Cette imposition n’allait pas de soi pour le chapelain qui s’est montré réticent, au point d’obliger en 1734 et 1736 le « receveur des décimes et autres impositions ecclésiastiques du clergé et diocèse de Luçon », Pierre Coutouly, de faire signifier par voie d’huissier à Pierre Mandin, sacristain de Saint-André, et à Jacques Mandin, aubergiste, une injonction à payer (15). Une affiche fut même placardée « en la grande porte de l’église paroissiale du dit St André de Gouledoye » (16).
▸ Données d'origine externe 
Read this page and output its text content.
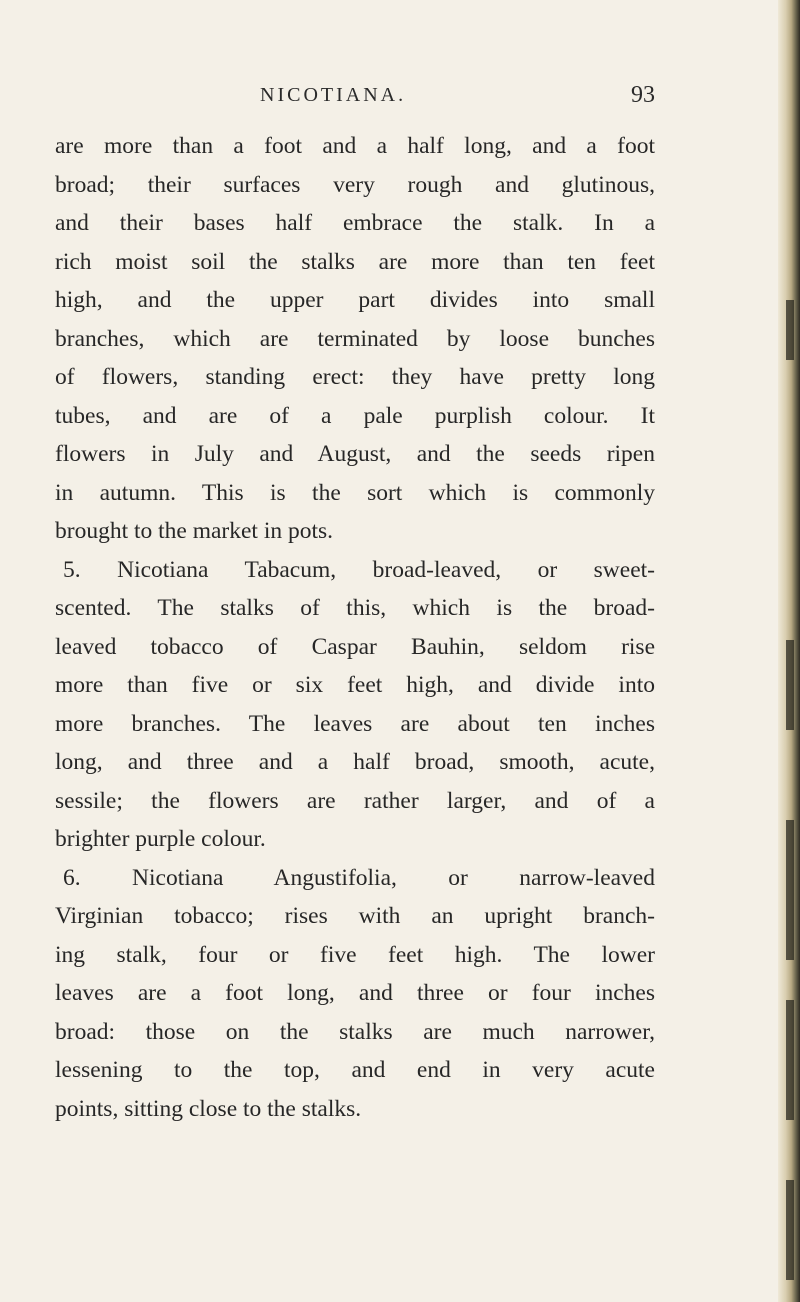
NICOTIANA.	93
are more than a foot and a half long, and a foot
broad; their surfaces very rough and glutinous,
and their bases half embrace the stalk. In a
rich moist soil the stalks are more than ten feet
high, and the upper part divides into small
branches, which are terminated by loose bunches
of flowers, standing erect: they have pretty long
tubes, and are of a pale purplish colour. It
flowers in July and August, and the seeds ripen
in autumn. This is the sort which is commonly
brought to the market in pots.
5. Nicotiana Tabacum, broad-leaved, or sweet-
scented. The stalks of this, which is the broad-
leaved tobacco of Caspar Bauhin, seldom rise
more than five or six feet high, and divide into
more branches. The leaves are about ten inches
long, and three and a half broad, smooth, acute,
sessile; the flowers are rather larger, and of a
brighter purple colour.
6. Nicotiana Angustifolia, or narrow-leaved
Virginian tobacco; rises with an upright branch-
ing stalk, four or five feet high. The lower
leaves are a foot long, and three or four inches
broad: those on the stalks are much narrower,
lessening to the top, and end in very acute
points, sitting close to the stalks.
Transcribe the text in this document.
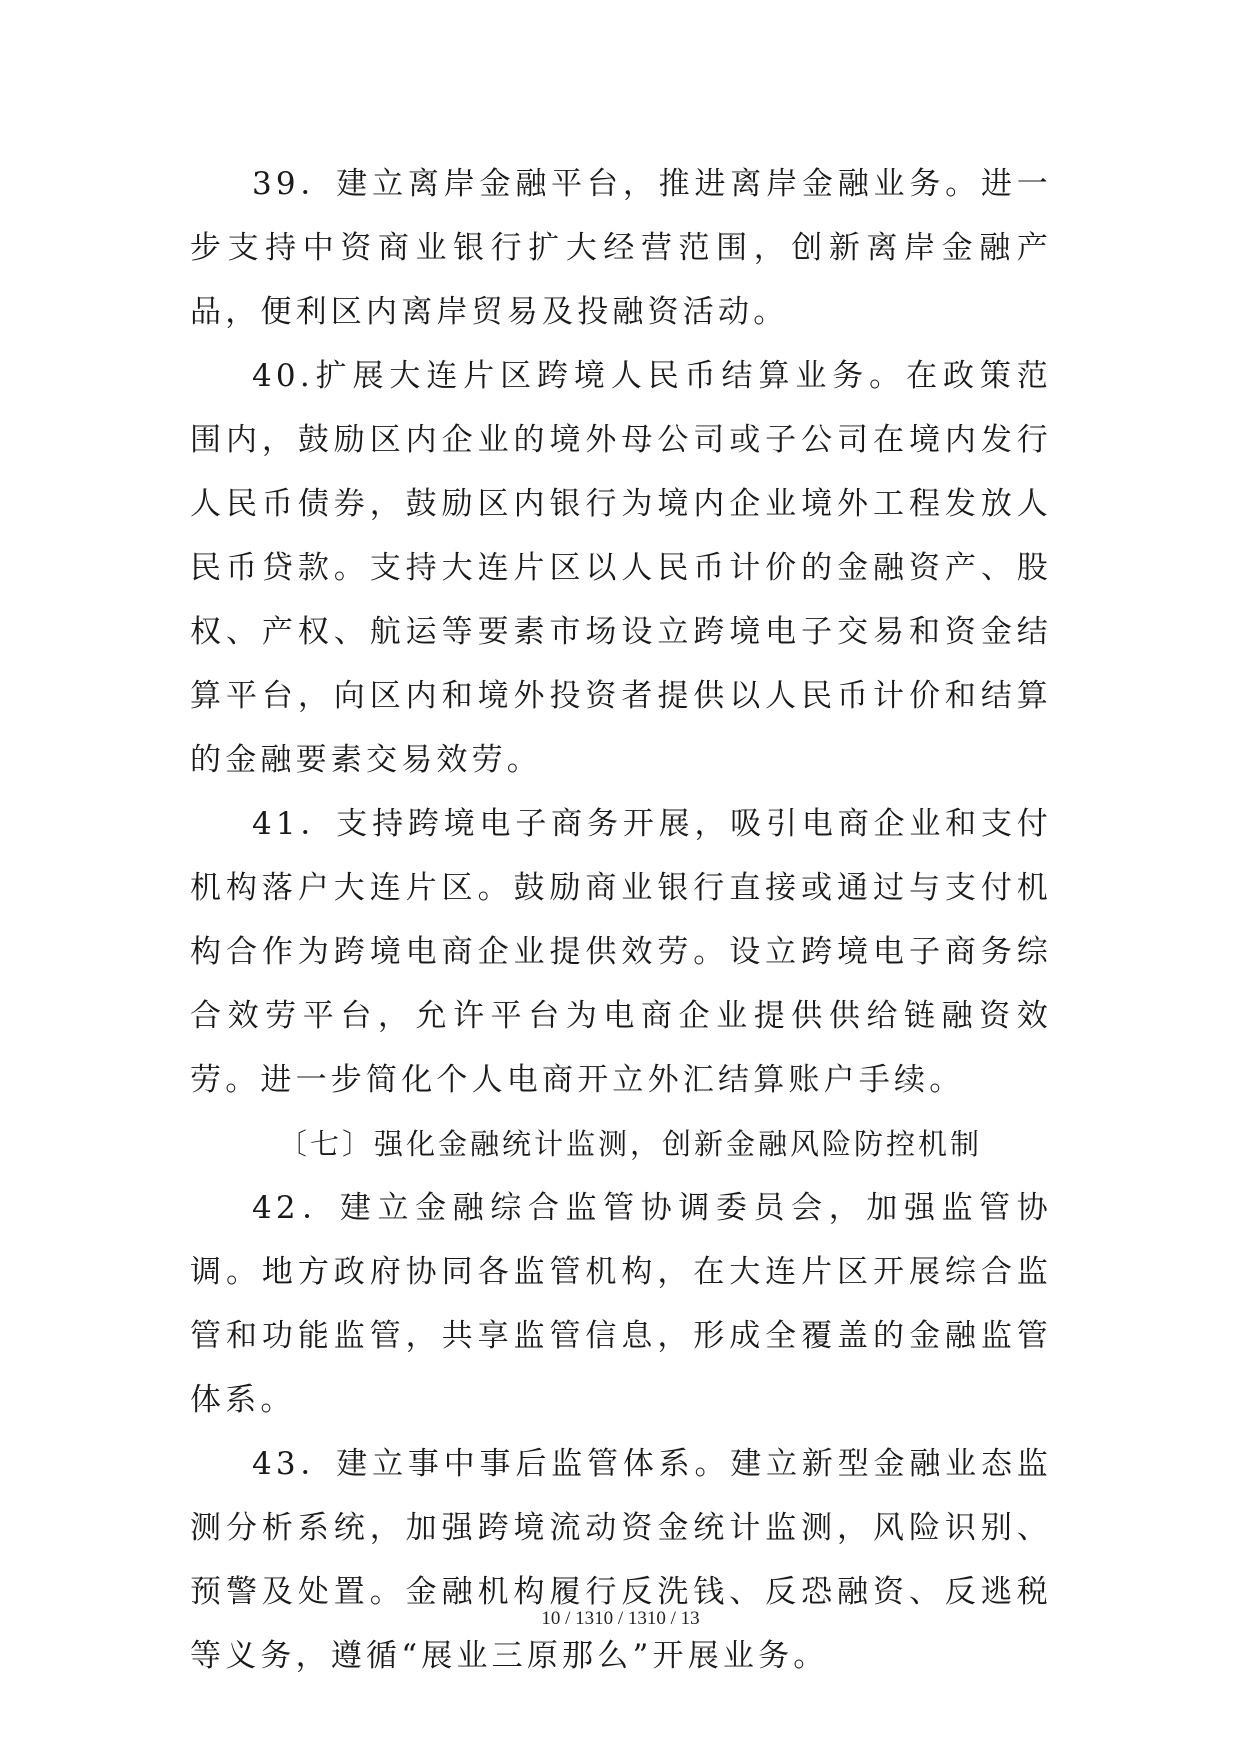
39．建立离岸金融平台，推进离岸金融业务。进一步支持中资商业银行扩大经营范围，创新离岸金融产品，便利区内离岸贸易及投融资活动。

40.扩展大连片区跨境人民币结算业务。在政策范围内，鼓励区内企业的境外母公司或子公司在境内发行人民币债券，鼓励区内银行为境内企业境外工程发放人民币贷款。支持大连片区以人民币计价的金融资产、股权、产权、航运等要素市场设立跨境电子交易和资金结算平台，向区内和境外投资者提供以人民币计价和结算的金融要素交易效劳。

41．支持跨境电子商务开展，吸引电商企业和支付机构落户大连片区。鼓励商业银行直接或通过与支付机构合作为跨境电商企业提供效劳。设立跨境电子商务综合效劳平台，允许平台为电商企业提供供给链融资效劳。进一步简化个人电商开立外汇结算账户手续。

〔七〕强化金融统计监测，创新金融风险防控机制

42．建立金融综合监管协调委员会，加强监管协调。地方政府协同各监管机构，在大连片区开展综合监管和功能监管，共享监管信息，形成全覆盖的金融监管体系。

43．建立事中事后监管体系。建立新型金融业态监测分析系统，加强跨境流动资金统计监测，风险识别、预警及处置。金融机构履行反洗钱、反恐融资、反逃税等义务，遵循“展业三原那么”开展业务。

10 / 1310 / 1310 / 13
Source : Archives Départementales de la Vendée
Le chapelain finit par payer et reçu une quittance le 16 août 1738, ainsi que « main levée de toutes saisies » (17).

Pour terminer il faut indiquer que l’histoire de ce bénéfice de la chapelle des Moreau à Saint-André-Goule-d’Oie, telle qu’elle nous la découvrons dans les documents d’archives, n’est pas représentative des bénéfices ecclésiastiques dans le royaume de France à la même époque. Ceux-ci ont constitués parfois des revenus très importants. De plus, la présentation des titulaires des bénéfices a subit les influences d’intérêts de tous ordres, sortant parfois de toute considération religieuse.


(1) Archives de Vendée, chartrier de Roche-Guillaume, famille Moreau : 22 J 29.
(2) 22 J 29, testament de Jean Moreau, prieur de la Couture, le 20-11-1685.
(3) 22 J 29, mémoire de Claude Prosper Moreau à l’évêque de Luçon pour le banc de l’église et la présentation de la chapelle, sans date.
(4) Archives de Vendée, Dictionnaire des Vendéens, Jean Pringault.
(5) 22 J 29, pouvoir pour desservir la chapelle des Moreau de P. R. G. de Vaugiraud à J. Benoist, le 3-12-1719.
(6) Françoise Hildesheimer, Rendez à César, l’Eglise et le pouvoir, Flammarion, 2017, page 131.
(7) Archives de Vendée, registre paroissial de Saint-André-Goule-d’Oie, enterrement de Pierre Lemaçon le 26-10-1719 (vue 45/253).
(8) Archives de Vendée, Dictionnaire des Vendéens, Jacques Benoist de la Caillaudière.
(9) Archives de Vendée, chartrier de Roche-Guillaume, famille de Vaugiraud : 22 J 31, ferme des biens de Vaugiraud à Saint-André à Benoist le 7-8-1692.
(10) 22 J 29, sentence d’ordre du 9-9-1727 des syndics des créanciers de Moreau et Menard (copie du 9-3-1754).
(11) 22 J 29, transaction pour le partage des successions Moreau et Hullin le 10-3-1712, copie à la requête de P. de Vaugiraud du 28-7-1727.
(12) 22 J 29, exploit du 21-9-1729 de Proust au comte de Bessay pour être condamné à payer la rente de 75 livres.
(13) 22 J 29, impositions exceptionnelles du clergé sur la chapelle des Moreau en 1727.
(14) 22 J 29, imposition exceptionnelle du clergé sur la chapelle des Moreau en 1730.
(15) 22 J 29, injonctions à payer pour la chapelle des Moreau du 3-7-1734 et du 28-6-1736.
(16) 22 J 29, saisie des revenus de la chapelle des Moreau du 28-6-1736.
(17) 22 J 29, quittance des dettes de la chapelle des Moreau du 16-8-1736.